Quem trabalha com comunicação em EFPC já ouviu (ou já disse):
“Ah, ninguém lê.”
Essa frase parece inofensiva, quase uma constatação do dia a dia… mas ela cria algo perigoso:
💥 uma contaminação invisível dentro da própria área de comunicação.
De repente:
- a equipe desanima,
- as ideias ficam engessadas,
- o planejamento deixa de inovar,
- e a comunicação perde força antes mesmo de chegar ao participante.
Tudo porque partimos de uma premissa equivocada:
a de que o participante não quer ler.
Mas é aqui que mora o ponto central — e preciso dizer com toda clareza:
Não é que ninguém lê.
É que ninguém lê algo que não foi pensado para ser lido.

A complexidade existe — mas não pode ser usada como desculpa
A comunicação das EFPCs lida com temas naturalmente densos e técnicos:
- finanças
- regulamentação
- governança
- previdência
- projeções de longo prazo
- segurança jurídica
- decisões de impacto patrimonial
Sim, é complexo.
Sim, exige precisão e responsabilidade técnica.
Mas complexo não é sinônimo de incompreensível.
E muito menos significa que o conteúdo precisa ser difícil, frio ou distante.
O problema surge quando a tecnicidade passa a justificar o baixo engajamento:
“Não engajou porque o assunto é complicado mesmo.”
“Não adianta simplificar, é coisa de previdência.”
“Se explicar demais, perde a seriedade.”
E assim, sem perceber, a comunicação deixa de evoluir — justamente nos temas em que a clareza é mais essencial.
Quando a dificuldade vira desculpa, o público se perde
É essa contaminação que gera comunicações que:
- têm frases longas e cansativas;
- usam termos inacessíveis para quem não é do setor;
- não mostram benefícios tangíveis;
- não conversam com o cotidiano real das pessoas;
- tratam todos os participantes como se tivessem o mesmo nível de conhecimento;
- entregam informação, mas não entregam sentido.
E aí a culpa recai sobre o participante:
“Ninguém lê.”
“Ninguém entende.”
“Ninguém se interessa.”
Mas a verdade é outra:
o problema não está no interesse — está no formato.
Antes de concluir que “ninguém lê”, pergunte-se:
📍 O que você já testou?
Porque existem muitos caminhos possíveis — e eles funcionam:
- versões resumidas e diretas;
- textos explicativos em carrossel;
- vídeos simples e curtos;
- comparativos visuais;
- storytelling de vida real;
- posts temáticos por faixa etária;
- FAQs vivas e evolutivas;
- linguagem cotidiana;
- trilhas educativas por etapa de vida;
- conteúdos que mostram benefícios práticos, e não só conceitos.
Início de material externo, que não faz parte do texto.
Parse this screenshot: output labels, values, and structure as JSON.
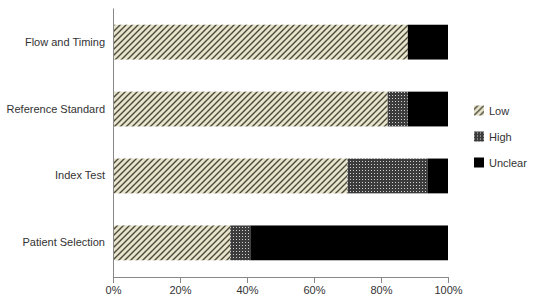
{
  "chart_data": {
    "type": "bar",
    "orientation": "horizontal",
    "stacked": true,
    "legend": "right",
    "categories": [
      "Flow and Timing",
      "Reference Standard",
      "Index Test",
      "Patient Selection"
    ],
    "series": [
      {
        "name": "Low",
        "color": "#e8e4cc",
        "values": [
          88,
          82,
          70,
          35
        ]
      },
      {
        "name": "High",
        "color": "#3c3c3c",
        "values": [
          0,
          6,
          24,
          6
        ]
      },
      {
        "name": "Unclear",
        "color": "#000000",
        "values": [
          12,
          12,
          6,
          59
        ]
      }
    ],
    "xlim": [
      0,
      100
    ],
    "xticks": [
      {
        "value": 0,
        "label": "0%"
      },
      {
        "value": 20,
        "label": "20%"
      },
      {
        "value": 40,
        "label": "40%"
      },
      {
        "value": 60,
        "label": "60%"
      },
      {
        "value": 80,
        "label": "80%"
      },
      {
        "value": 100,
        "label": "100%"
      }
    ]
  }
}
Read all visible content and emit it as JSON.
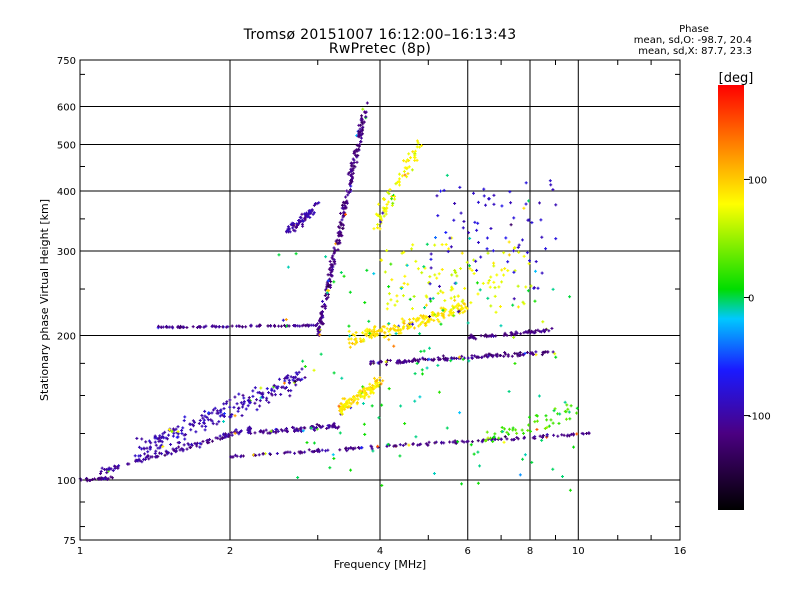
{
  "chart_data": {
    "type": "scatter",
    "title": "Tromsø 20151007 16:12:00–16:13:43",
    "subtitle": "RwPretec (8p)",
    "xlabel": "Frequency [MHz]",
    "ylabel": "Stationary phase Virtual Height [km]",
    "xscale": "log",
    "yscale": "log",
    "xlim": [
      1,
      16
    ],
    "ylim": [
      75,
      750
    ],
    "xticks": [
      1,
      2,
      4,
      6,
      8,
      10,
      16
    ],
    "xtick_labels": [
      "1",
      "2",
      "4",
      "6",
      "8",
      "10",
      "16"
    ],
    "yticks": [
      75,
      100,
      200,
      300,
      400,
      500,
      600,
      750
    ],
    "ytick_labels": [
      "75",
      "100",
      "200",
      "300",
      "400",
      "500",
      "600",
      "750"
    ],
    "grid": true,
    "phase_header": "Phase",
    "phase_stats": [
      "mean, sd,O: -98.7, 20.4",
      "mean, sd,X:  87.7, 23.3"
    ],
    "colorbar": {
      "label": "[deg]",
      "range": [
        -180,
        180
      ],
      "tick_values": [
        -100,
        0,
        100
      ],
      "tick_labels": [
        "-100",
        "0",
        "100"
      ]
    },
    "clusters": [
      {
        "x": [
          1.0,
          1.15
        ],
        "y": [
          100,
          101
        ],
        "phase": -110,
        "n": 25,
        "spread": 0.01
      },
      {
        "x": [
          1.1,
          2.2
        ],
        "y": [
          104,
          128
        ],
        "phase": -105,
        "n": 120,
        "spread": 0.02
      },
      {
        "x": [
          1.3,
          2.8
        ],
        "y": [
          115,
          165
        ],
        "phase": -95,
        "n": 230,
        "spread": 0.07
      },
      {
        "x": [
          2.2,
          3.3
        ],
        "y": [
          125,
          130
        ],
        "phase": -110,
        "n": 80,
        "spread": 0.02
      },
      {
        "x": [
          1.4,
          3.0
        ],
        "y": [
          208,
          210
        ],
        "phase": -110,
        "n": 90,
        "spread": 0.006
      },
      {
        "x": [
          2.0,
          10.5
        ],
        "y": [
          112,
          125
        ],
        "phase": -110,
        "n": 150,
        "spread": 0.01
      },
      {
        "x": [
          3.0,
          3.75
        ],
        "y": [
          200,
          600
        ],
        "phase": -115,
        "n": 260,
        "spread": 0.03
      },
      {
        "x": [
          2.6,
          3.0
        ],
        "y": [
          330,
          370
        ],
        "phase": -100,
        "n": 70,
        "spread": 0.04
      },
      {
        "x": [
          3.8,
          9.0
        ],
        "y": [
          175,
          185
        ],
        "phase": -115,
        "n": 140,
        "spread": 0.015
      },
      {
        "x": [
          3.5,
          6.0
        ],
        "y": [
          195,
          230
        ],
        "phase": 90,
        "n": 200,
        "spread": 0.05
      },
      {
        "x": [
          3.3,
          4.0
        ],
        "y": [
          140,
          160
        ],
        "phase": 90,
        "n": 120,
        "spread": 0.05
      },
      {
        "x": [
          4.0,
          8.0
        ],
        "y": [
          230,
          310
        ],
        "phase": 75,
        "n": 110,
        "spread": 0.1
      },
      {
        "x": [
          3.9,
          4.8
        ],
        "y": [
          340,
          500
        ],
        "phase": 80,
        "n": 80,
        "spread": 0.08
      },
      {
        "x": [
          5.0,
          9.0
        ],
        "y": [
          260,
          420
        ],
        "phase": -80,
        "n": 80,
        "spread": 0.12
      },
      {
        "x": [
          6.0,
          8.8
        ],
        "y": [
          198,
          205
        ],
        "phase": -115,
        "n": 60,
        "spread": 0.015
      },
      {
        "x": [
          6.5,
          10.0
        ],
        "y": [
          120,
          140
        ],
        "phase": 30,
        "n": 50,
        "spread": 0.08
      },
      {
        "x": [
          2.5,
          10.0
        ],
        "y": [
          100,
          300
        ],
        "phase": 0,
        "n": 120,
        "spread": 0.2
      }
    ]
  }
}
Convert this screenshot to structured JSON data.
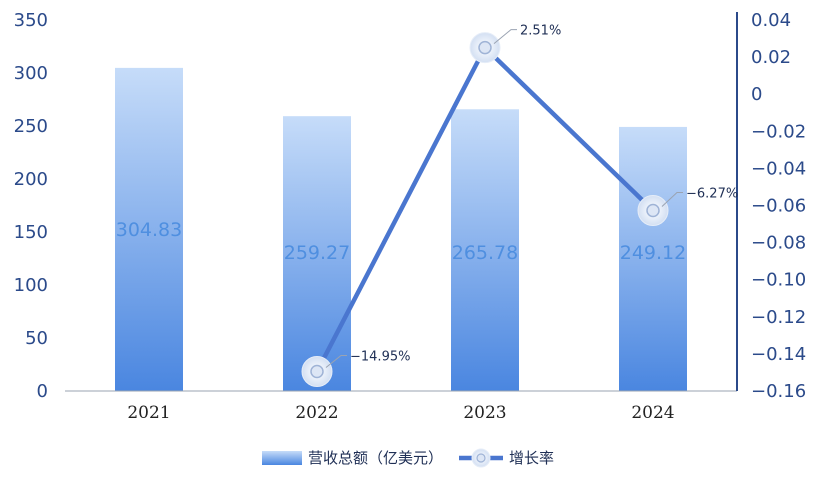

Não é sobre abandonar a técnica.
É sobre traduzir a técnica sem perder a precisão.

O verdadeiro desafio da comunicação em EFPC
O desafio não é que o participante “não lê”.
O desafio é tornar a leitura possível, leve, contínua e relevante.
A responsabilidade da comunicação não é proteger a complexidade.
É traduzir.
É aproximar.
É conectar.
É mostrar que previdência importa hoje — não só no futuro.
Quando isso acontece, algo incrível acontece também:
📌 as pessoas leem, entendem e se engajam.
E o mito do “ninguém lê” finalmente perde força.
📉 Se o “ninguém lê” já virou realidade aí dentro…
Talvez seja hora de revisar abordagem, formatos e estratégia.
Veja como a Atalho ajuda EFPCs a melhorar engajamento e clareza.
Especialista em Comunicação para Fundos de Pensão
Agência Atalho
Resumo
A ideia de que “ninguém lê” na comunicação das EFPCs é um mito perigoso, pois não é a falta de interesse que afasta o participante, mas sim conteúdos que não foram pensados para serem claros, relevantes e acessíveis. A complexidade dos temas não pode servir de desculpa para textos difíceis e distantes da realidade das pessoas. Quando a comunicação simplifica sem perder a precisão, traduz a técnica e mostra benefícios práticos, o engajamento acontece — e o participante passa, sim, a ler, entender e se conectar.